Regression of psychosocial indices versus total cortical loss for subgroups by dominant cortical loss
The DOM-dominant subgroup showed declines in performance with disease severity for most indices within our neuropsychological protocol. Of particular note, only this subgroup showed a significant correlation between the total cortical atrophy and the Social Disorder scale (). There are some differences between the right- and the left-dominant patient subgroups, perhaps best demonstrated by the Semantic Category Judgment subscores, “Picture—Vegetables” and “Picture—Tools,” respectively. Additionally, Confrontation Naming (i.e., Boston Naming Test) and all the episode memory test indices (i.e., Word List Recognition, Delayed Recall, and Total Correct) saw declines with increasing total cortical atrophy for the DOM_Left subgroup, but decline in performance was overall much weaker for the DOM_Right subgroup. Thus, the more significant language deficits for DOM_Left as contrasted with the more significant visuospatial deficits for DOM_Right would appear to give some modest support to distinguishing between these two subgroups.
The small AMT_Right-dominant patient subgroup showed no degradation in their neuropsychological performance with increasing severity of total cortical atrophy. By comparison, the larger AMT_Left-dominant subgroup’s language-based performance (i.e., Boston Naming Test, Delayed Recall, Semantic Category Judgment, and “Animal” Fluency) is reliably degraded with increasing total cortical atrophy. Of note, the decline of the AMT_Left group’s Delayed Recall with increasingly severe total cortical atrophy specifically suggests the temporal lobe’s role in memory retrieval, in contrast with the DOM involvement across other Episodic Memory measures.
In general, FPO-dominant patient subgroups display a markedly different neuropsychological profile (). The several single-cluster-dominant patient subgroups do not demonstrate significant correlations of deficit with atrophy for the language components of our neuropsychological protocol virtually across the board. The one exception may be the decline on Figure Copy (Visual Praxis) for the left central sulcus (FP_Left)-dominant subgroup. These results should be interpreted with some care, given the small numbers of participants in these individual subgroups and the more tentative support for the partitioning of the FPO- dominant patients by seriation.

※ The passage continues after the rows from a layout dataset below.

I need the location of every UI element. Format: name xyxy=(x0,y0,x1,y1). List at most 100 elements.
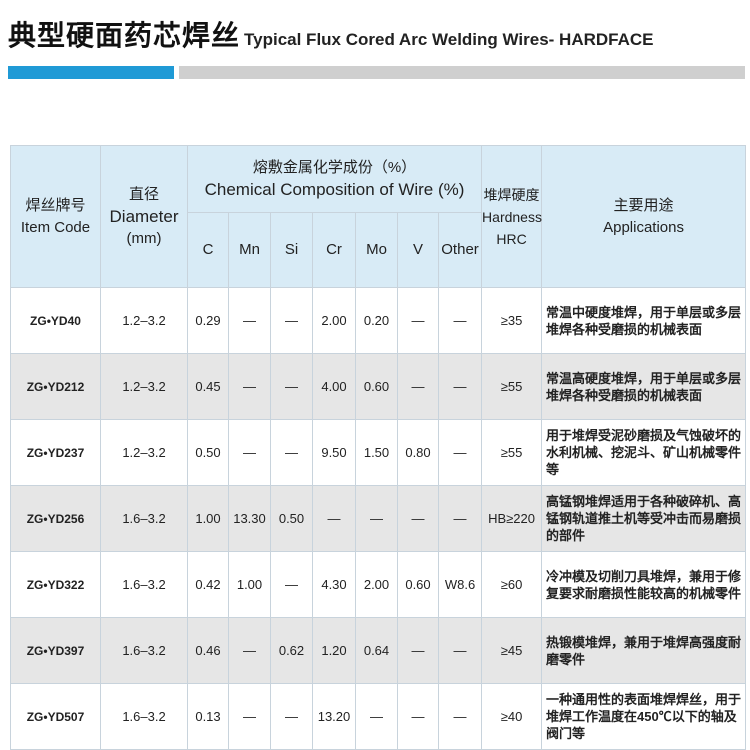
composition-header: 熔敷金属化学成份（%） Chemical Composition of Wire … xyxy=(186,145,483,213)
header-text: 主要用途 xyxy=(613,196,674,214)
item-code: ZG•YD507 xyxy=(10,683,101,750)
cell: — xyxy=(397,617,439,684)
cell: — xyxy=(355,485,398,552)
cell: 0.50 xyxy=(270,485,313,552)
cell: — xyxy=(228,353,271,420)
cell: 2.00 xyxy=(355,551,398,618)
cell: — xyxy=(437,353,483,420)
cell: — xyxy=(437,287,483,354)
item-code: ZG•YD40 xyxy=(10,287,101,354)
element-header: Mo xyxy=(355,212,398,288)
blue-bar xyxy=(8,66,174,79)
cell: 0.60 xyxy=(355,353,398,420)
element-header: V xyxy=(397,212,439,288)
cell: — xyxy=(437,617,483,684)
cell: 1.00 xyxy=(228,551,271,618)
title-en: Typical Flux Cored Arc Welding Wires- HA… xyxy=(244,30,654,49)
header-text: (mm) xyxy=(126,229,162,247)
cell: — xyxy=(397,287,439,354)
cell: 4.30 xyxy=(312,551,356,618)
cell: 13.20 xyxy=(312,683,356,750)
application: 常温中硬度堆焊，用于单层或多层堆焊各种受磨损的机械表面 xyxy=(541,287,747,354)
table-row: ZG•YD397 1.6–3.2 0.46—0.62 1.20 0.64— — ≥45 热锻模… xyxy=(10,617,747,684)
element-header: Cr xyxy=(312,212,356,288)
cell: — xyxy=(437,419,483,486)
application: 高锰钢堆焊适用于各种破碎机、高锰钢轨道推土机等受冲击而易磨损的部件 xyxy=(541,485,747,552)
cell: — xyxy=(397,683,439,750)
cell: 1.50 xyxy=(355,419,398,486)
header-text: Item Code xyxy=(20,218,91,236)
cell: — xyxy=(270,551,313,618)
cell: — xyxy=(228,617,271,684)
cell: 0.64 xyxy=(355,617,398,684)
table-row: ZG•YD507 1.6–3.2 0.13— —13.20— — — ≥40 一种通用性的表面… xyxy=(10,683,747,750)
element-header: Mn xyxy=(228,212,271,288)
header-text: Chemical Composition of Wire (%) xyxy=(204,180,465,199)
application: 用于堆焊受泥砂磨损及气蚀破坏的水利机械、挖泥斗、矿山机械零件等 xyxy=(541,419,747,486)
cell: 0.80 xyxy=(397,419,439,486)
header-text: HRC xyxy=(496,230,527,247)
element-header: Other xyxy=(437,212,483,288)
item-code: ZG•YD237 xyxy=(10,419,101,486)
table-row: ZG•YD322 1.6–3.2 0.42 1.00—4.30 2.00 0.60 W8.6… xyxy=(10,551,747,618)
item-code-header: 焊丝牌号 Item Code xyxy=(10,145,101,288)
cell: ≥55 xyxy=(481,419,543,486)
cell: 13.30 xyxy=(228,485,271,552)
cell: 1.6–3.2 xyxy=(100,551,188,618)
cell: — xyxy=(397,353,439,420)
cell: ≥55 xyxy=(481,353,543,420)
cell: 0.50 xyxy=(187,419,229,486)
cell: — xyxy=(228,683,271,750)
diameter-header: 直径 Diameter (mm) xyxy=(100,145,188,288)
cell: 0.29 xyxy=(187,287,229,354)
cell: — xyxy=(312,485,356,552)
item-code: ZG•YD322 xyxy=(10,551,101,618)
cell: 0.42 xyxy=(187,551,229,618)
header-text: Applications xyxy=(603,218,684,236)
cell: ≥45 xyxy=(481,617,543,684)
table-row: ZG•YD237 1.2–3.2 0.50— —9.50 1.50 0.80— ≥55 用于堆… xyxy=(10,419,747,486)
header-text: 焊丝牌号 xyxy=(25,196,86,214)
cell: 0.20 xyxy=(355,287,398,354)
cell: 1.2–3.2 xyxy=(100,287,188,354)
cell: — xyxy=(228,419,271,486)
cell: ≥40 xyxy=(481,683,543,750)
cell: 0.60 xyxy=(397,551,439,618)
title: 典型硬面药芯焊丝 Typical Flux Cored Arc Welding W… xyxy=(8,14,654,54)
cell: — xyxy=(437,485,483,552)
element-header: C xyxy=(187,212,229,288)
cell: HB≥220 xyxy=(481,485,543,552)
hardness-header: 堆焊硬度 Hardness HRC xyxy=(481,145,543,288)
table-row: ZG•YD40 1.2–3.2 0.29— —2.00 0.20— — ≥35 常温中硬度堆焊… xyxy=(10,287,747,354)
spec-table: 焊丝牌号 Item Code 直径 Diameter (mm) 熔敷金属化学成份（%）… xyxy=(10,145,747,750)
table-row: ZG•YD212 1.2–3.2 0.45— —4.00 0.60— — ≥55 常温高硬度堆… xyxy=(10,353,747,420)
header-text: 堆焊硬度 xyxy=(483,186,540,203)
cell: 9.50 xyxy=(312,419,356,486)
cell: ≥60 xyxy=(481,551,543,618)
cell: 4.00 xyxy=(312,353,356,420)
cell: 2.00 xyxy=(312,287,356,354)
header-text: 熔敷金属化学成份（%） xyxy=(252,159,417,176)
cell: 1.6–3.2 xyxy=(100,683,188,750)
cell: 1.2–3.2 xyxy=(100,419,188,486)
header-text: Diameter xyxy=(109,206,179,226)
cell: 1.00 xyxy=(187,485,229,552)
cell: — xyxy=(355,683,398,750)
header-text: 直径 xyxy=(128,185,159,203)
application: 热锻模堆焊，兼用于堆焊高强度耐磨零件 xyxy=(541,617,747,684)
cell: — xyxy=(270,353,313,420)
cell: 1.6–3.2 xyxy=(100,617,188,684)
cell: 1.2–3.2 xyxy=(100,353,188,420)
gray-bar xyxy=(179,66,745,79)
element-header: Si xyxy=(270,212,313,288)
cell: — xyxy=(397,485,439,552)
application: 冷冲模及切削刀具堆焊，兼用于修复要求耐磨损性能较高的机械零件 xyxy=(541,551,747,618)
cell: 0.13 xyxy=(187,683,229,750)
cell: 0.46 xyxy=(187,617,229,684)
application: 常温高硬度堆焊，用于单层或多层堆焊各种受磨损的机械表面 xyxy=(541,353,747,420)
cell: 1.6–3.2 xyxy=(100,485,188,552)
cell: — xyxy=(270,683,313,750)
header-text: Hardness xyxy=(482,208,542,225)
item-code: ZG•YD212 xyxy=(10,353,101,420)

These null results for the FPO single-cluster-dominant subgroups are to be contrasted with the significant correlations found in the “CBS-like” MCL patient subgroups. In particular, MCL_Left is a relatively large subgroup that shows significant performance degradation with increased disease severity for the Boston Naming Test and trending toward significance on some language measures (Delayed Recall and the Total Correct for Word List indices and “Lexical—Vegetables” score from Semantic Category Judgment), while MCL_Right shows significance for visually guided Semantic Category Judgment (i.e., “Picture—Tools” and “Picture—Vegetables” subscores). Both MCL_Right and MCL_Left are likewise associated with Figure Copy (Visual Praxis) performance decline with increasing disease severity.